The formula for creating the buckets is pretty simple:
toInt64(<TabB primary key> /* maybe we should hash if key is big */) % <number_of_buckets>
as bucket.
Then we just loop the INSERT command <number_of_buckets>
times, with the bucket number as parameter.
There are some challenges for clickhouse:
We can't just add a WHERE condition of bucket = X
because clickhouse doesn't do smart pushdown yet. So we need to add a subselect with the bucket expression and WHERE clause to wrap around the RIGHT table name / model.
Also we need to make sure it's an INNER JOIN only (it won't work otherwise).
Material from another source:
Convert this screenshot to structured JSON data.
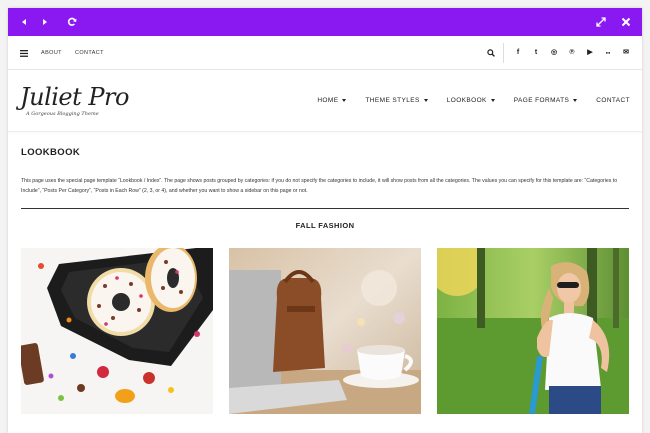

So I think the approach is to add a special JOIN Macro, so instead of writing the join in a regular way, the TabA join TabB on X=Y we put a Macro there the does all of the above.
So something like this (slightly simplified):
/* Assume TabB's primary key is B1, B2 */
select * from
{{ inner_join_with_buckets(TabA, TabB, no_of_buckets=16) }} on TabA.A2 = TabB.B3 and TabB.A3 = TabB.B4
where TabA.A1 = 'Whatever'
Would result in this:
select * from
TabA join
(select *, toInt64(someHash(Tuple(B1, B2))) % 16 as this_rows_bucket from TabB where this_rows_bucket = <PassCurrentBucketSomehow>) as TabB
on TabA.A2 = TabB.B3 and TabB.A3 = TabB.B4
where TabA.A1 = 'Whatever'
Hi @Ryado ,
Maybe as a first step, we can have support for splitting a multi-select SQL statement into several INSERTs. If that can be done, it would then be pretty easy to create Macros supporting the breaking up complicated SQLs into smaller ones.
Let me give an example: If I create a model which results in this SQL:
SELECT * from memoryIntensiveSubselect1 UNION ALL SELECT * from memoryIntensiveSubselect2 UNION ALL SELECT * from memoryIntensiveSubselect3 UNION ALL SELECT * from memoryIntensiveSubselect4 UNION ALL SELECT * from memoryIntensiveSubselect5
This would now result in 5 INSERTs.
We can have some sort of configuration switch that decides if we split UNION ALL to different INSERTs or not.
With that capability in place, the community could easily create macros that split joins this way, as suggested in your comment.